Pour autant, comme l’a remarqué le sagace Noël Mamère, le simple fait d’être passé, de son propre aveu, du stade de «l’hésitation» à celui de la «réflexion» montre que l’idée d’une candidature de Monsieur Hulot fait son chemin. Ses craintes légitimes face à l’épreuve du feu électoral pèseront peut-être moins que la puissante logique de situation qui le porte dans la période actuelle.
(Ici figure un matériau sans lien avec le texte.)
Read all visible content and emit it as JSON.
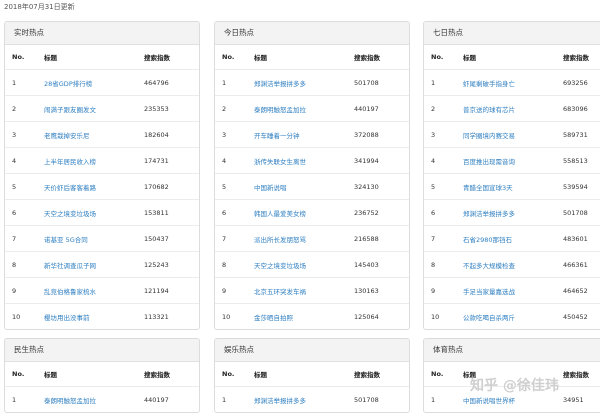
{
  "updated_text": "2018年07月31日更新",
  "panels": [
    {
      "title": "实时热点",
      "headers": {
        "no": "No.",
        "title": "标题",
        "index": "搜索指数"
      },
      "rows": [
        {
          "no": "1",
          "title": "28省GDP排行榜",
          "index": "464796"
        },
        {
          "no": "2",
          "title": "闹满子跟友圈发文",
          "index": "235353"
        },
        {
          "no": "3",
          "title": "老鹰栽掉安乐尼",
          "index": "182604"
        },
        {
          "no": "4",
          "title": "上半年居民收入榜",
          "index": "174731"
        },
        {
          "no": "5",
          "title": "天价虾后客客着路",
          "index": "170682"
        },
        {
          "no": "6",
          "title": "天空之境变垃圾场",
          "index": "153811"
        },
        {
          "no": "7",
          "title": "诺基亚 5G合同",
          "index": "150437"
        },
        {
          "no": "8",
          "title": "新华社调查瓜子网",
          "index": "125243"
        },
        {
          "no": "9",
          "title": "乱竞伯格鲁家梳水",
          "index": "121194"
        },
        {
          "no": "10",
          "title": "樱坊用出没事前",
          "index": "113321"
        }
      ]
    },
    {
      "title": "今日热点",
      "headers": {
        "no": "No.",
        "title": "标题",
        "index": "搜索指数"
      },
      "rows": [
        {
          "no": "1",
          "title": "郑渊洁举报拼多多",
          "index": "501708"
        },
        {
          "no": "2",
          "title": "泰朗明触怒孟加拉",
          "index": "440197"
        },
        {
          "no": "3",
          "title": "开车睡着一分钟",
          "index": "372088"
        },
        {
          "no": "4",
          "title": "浙传失联女生离世",
          "index": "341994"
        },
        {
          "no": "5",
          "title": "中国新说唱",
          "index": "324130"
        },
        {
          "no": "6",
          "title": "韩国人最爱美女榜",
          "index": "236752"
        },
        {
          "no": "7",
          "title": "派出所长发朋怒骂",
          "index": "216588"
        },
        {
          "no": "8",
          "title": "天空之境变垃圾场",
          "index": "145403"
        },
        {
          "no": "9",
          "title": "北京五环突发车祸",
          "index": "130163"
        },
        {
          "no": "10",
          "title": "金莎晒自拍照",
          "index": "125064"
        }
      ]
    },
    {
      "title": "七日热点",
      "headers": {
        "no": "No.",
        "title": "标题",
        "index": "搜索指数"
      },
      "rows": [
        {
          "no": "1",
          "title": "虾尾剩破手指身亡",
          "index": "693256"
        },
        {
          "no": "2",
          "title": "普京送的球有芯片",
          "index": "683096"
        },
        {
          "no": "3",
          "title": "同学圈境内赛交易",
          "index": "589731"
        },
        {
          "no": "4",
          "title": "百度推出现需音询",
          "index": "558513"
        },
        {
          "no": "5",
          "title": "青醋全国宣球3天",
          "index": "539594"
        },
        {
          "no": "6",
          "title": "郑渊洁举报拼多多",
          "index": "501708"
        },
        {
          "no": "7",
          "title": "石省2980那铛石",
          "index": "483601"
        },
        {
          "no": "8",
          "title": "不起多大规模检查",
          "index": "466361"
        },
        {
          "no": "9",
          "title": "手足当家量嘉选战",
          "index": "464652"
        },
        {
          "no": "10",
          "title": "公款吃喝自杀两斤",
          "index": "450452"
        }
      ]
    },
    {
      "title": "民生热点",
      "headers": {
        "no": "No.",
        "title": "标题",
        "index": "搜索指数"
      },
      "rows": [
        {
          "no": "1",
          "title": "泰朗明触怒孟加拉",
          "index": "440197"
        }
      ]
    },
    {
      "title": "娱乐热点",
      "headers": {
        "no": "No.",
        "title": "标题",
        "index": "搜索指数"
      },
      "rows": [
        {
          "no": "1",
          "title": "郑渊洁举报拼多多",
          "index": "501708"
        }
      ]
    },
    {
      "title": "体育热点",
      "headers": {
        "no": "No.",
        "title": "标题",
        "index": "搜索指数"
      },
      "rows": [
        {
          "no": "1",
          "title": "中国新说唱世界杯",
          "index": "34951"
        }
      ]
    }
  ],
  "watermark": "知乎 @徐佳玮"
}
Hulot est longtemps resté traumatisé par son échec, face à Eva Joly, lors de la primaire écologiste de 2011, où le moins qu’on puisse dire est que ses adversaires ne l’avaient pas ménagé. C’était l’époque où l’ancien présentateur d’«Ushuaïa» avait encore la réputation d’un écologiste à paillettes dans l’esprit de beaucoup de militants.
La voie verte est libre
Le refus de Hulot d’entrer au gouvernement sous la présidence de François Hollande ainsi que son obstination à creuser le sillon écologiste, au besoin en changeant de charrue, ont incontestablement bonifié son image. Désormais, c’est toute la galaxie écologiste, pourtant experte en anathèmes et divisions, qui semble disposée à se rallier à son panache sans baragouiner.
Les deux personnalités écologistes qui ont assuré les meilleures performances électorales de ce courant, Daniel Cohn-Bendit (16,3% des suffrages exprimés aux européennes de 2009) et Noël Mamère (5,3% à la présidentielle de 2002), se sont publiquement prononcées en sa faveur. Son ancienne opposante elle-même, Eva Joly, estime aujourd’hui qu’il ferait «un très bon candidat». Et Corinne Lepage, l’une des incarnations du modérantisme écologique, le qualifie tout bonnement de «superbe représentant de l’écologie».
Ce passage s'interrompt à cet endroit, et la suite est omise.